Tuesday, December 25, 2007
Thursday, December 20, 2007
The Bradford Pear tree was also heavily coated in ice and this caused it to split at the fork. We were afraid that one side or the other was going to toppel over but it never did. After the ice melted off the tree pulled back together. I'm checking with a local nursery to see if the tree can be strapped together somehow in an attempt to save it. The Bradford Pear trees are very popular here but they really took a beating during this storm. It is normally accepted that 15 to 20 years is pretty much the life span of these trees. Most of the these trees in our neighborhood are between 12 to 15 years old. I hope to save this one because my youngest son and I planted this one about 13 years ago and really had to nurse it along to get it to take root in our very thick red clay soil.
Sunday, December 16, 2007
Monday, December 10, 2007
Friday, October 26, 2007
We said goodbye to our precious dog today. Although she originally got sick last January and was later diagonosed with bladder cancer she was a fighter and kept up her spirits to the end. On her many visits to the doctor this past year the doctor and his staff were just amazed at how good she looked each time and how much spunk and energy she showed. Rest in peace little girl. We will miss you.
Tuesday, October 2, 2007
Sunday, September 30, 2007
Saturday, September 29, 2007
Friday, September 28, 2007
We spent most of the day touring the Naval and Marine Museum at Patriot's Point. In addition to the aircraft carrier Yorktown they also have a WWII submarine, a retired Navy Destroyer and a retired Coast Guard Cutter. A major part of the Yorktown is open for self guided tours and we tried to see it all. It was a very tiring day. One of the things I did when I was stationed aboard ship was to stand watches on the bridge. There is only one chair on the bridge of a Navy ship and it belongs to the Captain. Everyone else stands up during their entire watch. Here is a picture of me sitting in the Yorktown's Captain's Chair.

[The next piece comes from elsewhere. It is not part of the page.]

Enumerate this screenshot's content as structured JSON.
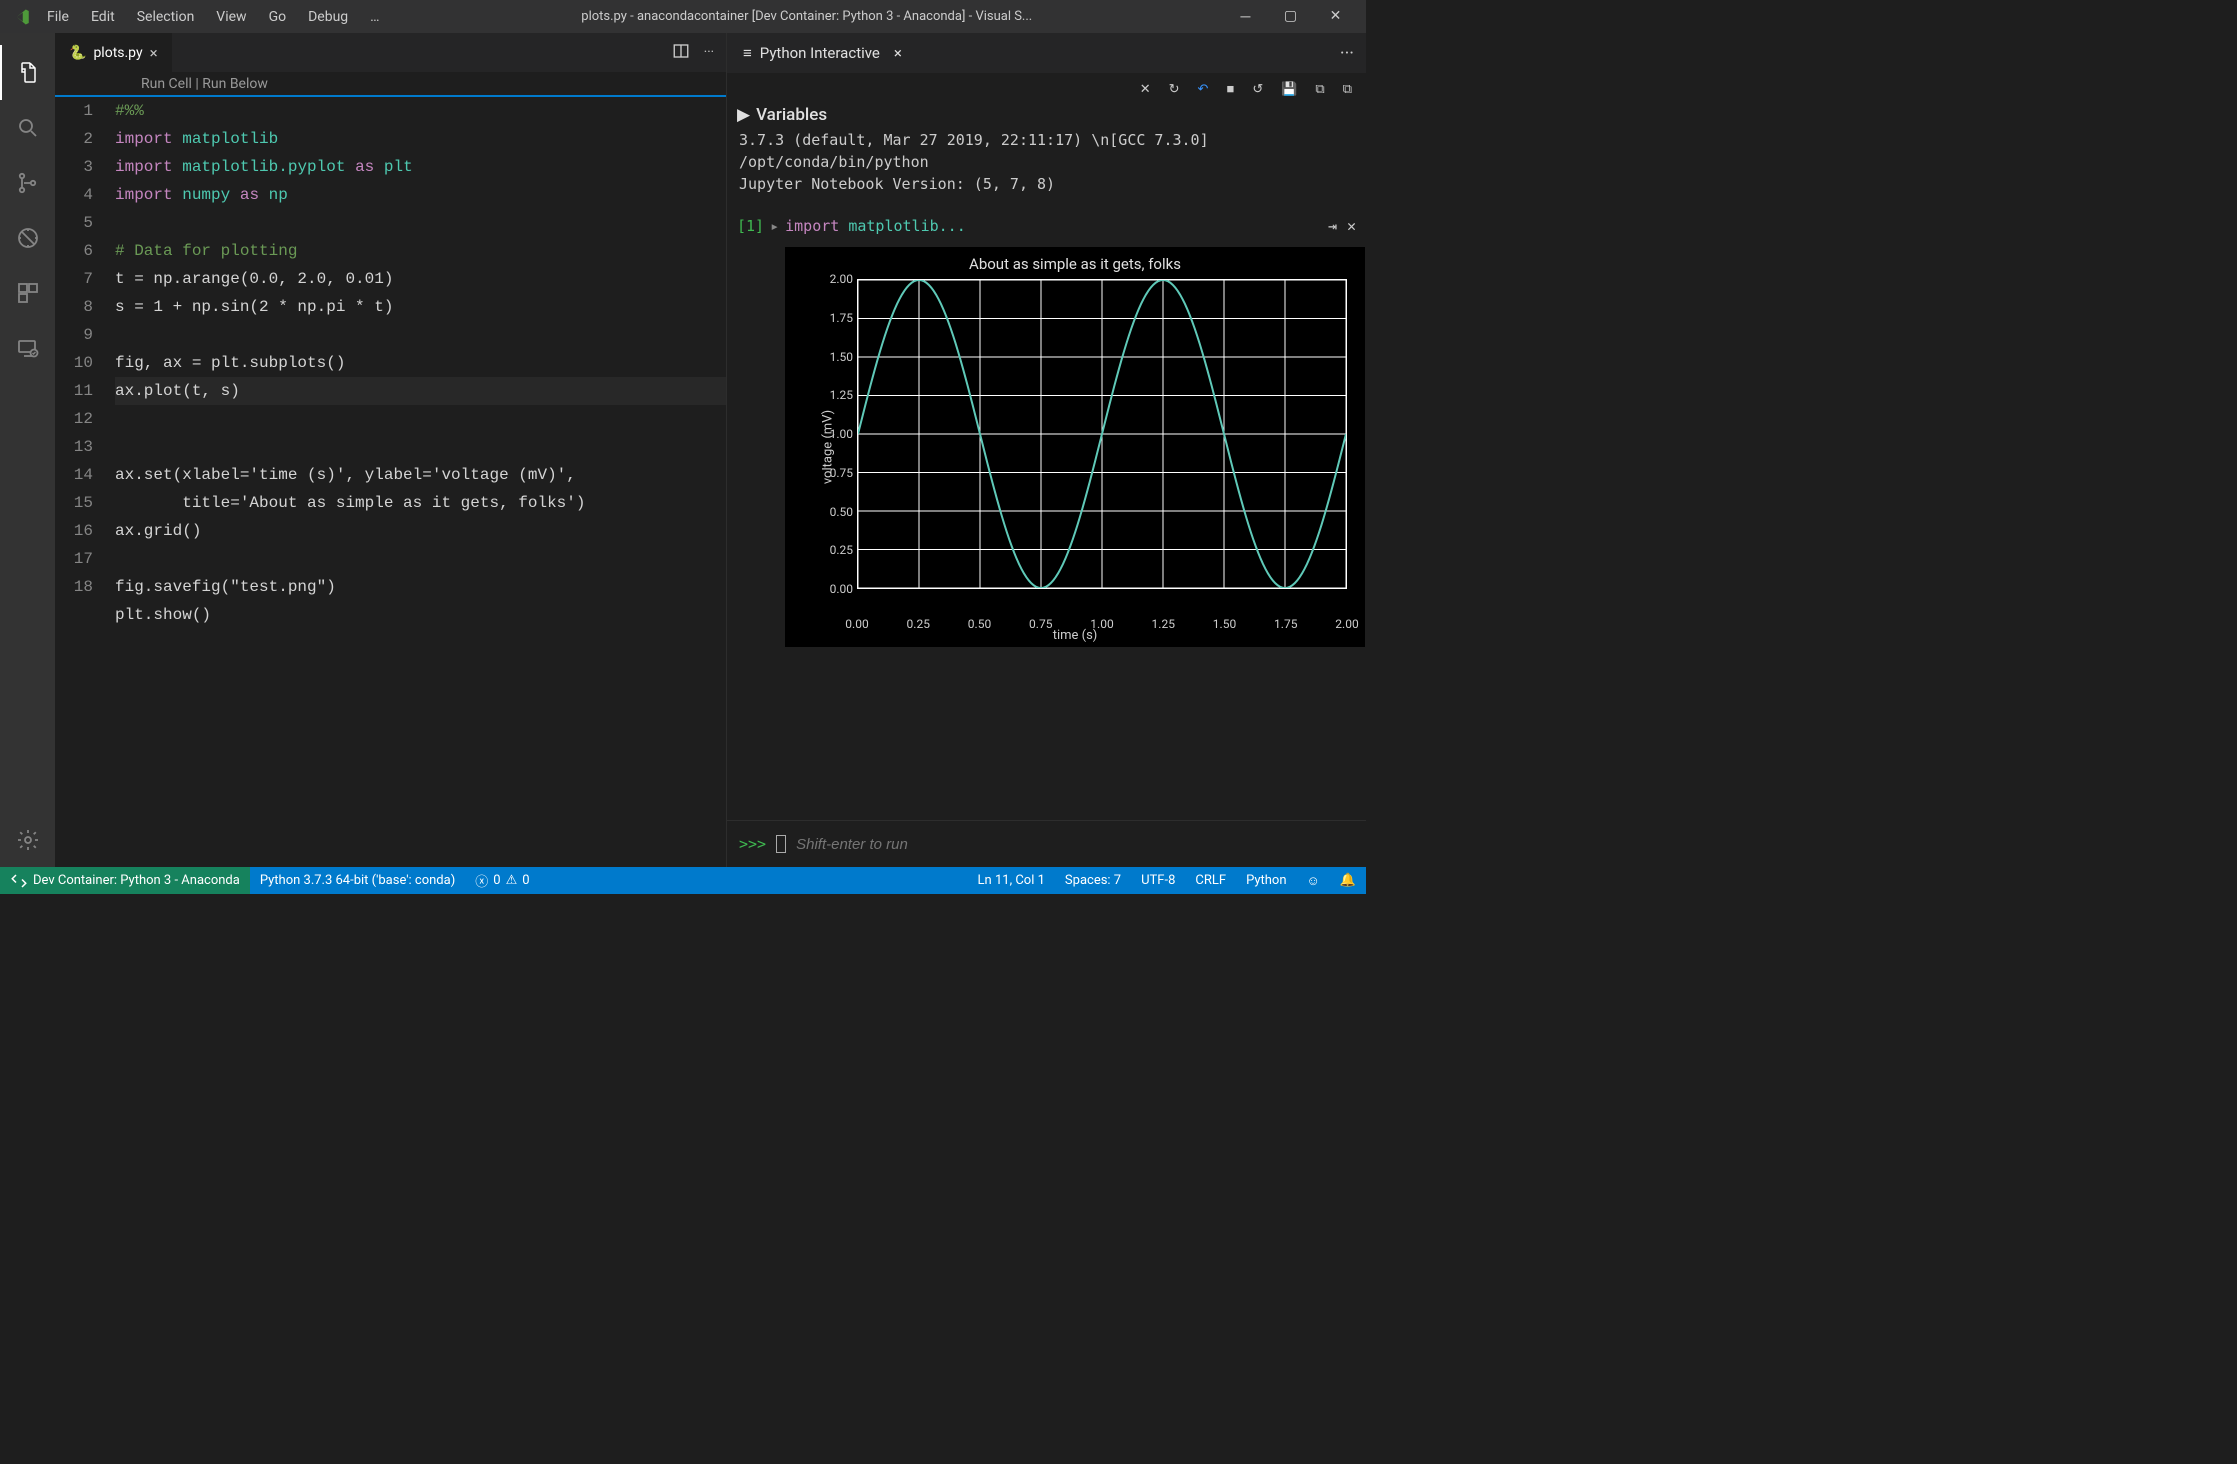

Another part of the Museum is a very realistic mockup of a Navy River Boat Crew's base camp in Vietnam, complete with the river boat. These guys were referred to as river rats and this was one of the hardest jobs in the Navy during the Vietnam War. These guys patrolled the inter rivers within the country. We lost a lot of river rats during that war.
Once we finally got completely tired out and could do no more climbing of ladders or walking the ship's decks we decided to head south to Sullivan Island. I had read there was a lighthouse there and if there is a lighthouse close by we have to check it out. This lighthouse is not one of the historic types we normally seek out but is a modern one that was built just a few years ago. It is very different from the old, historic ones.
Our last stop of the day was another one of the forts that protected the harbors along the coast. This one was Fort Moultrie and is operated by the National Park System.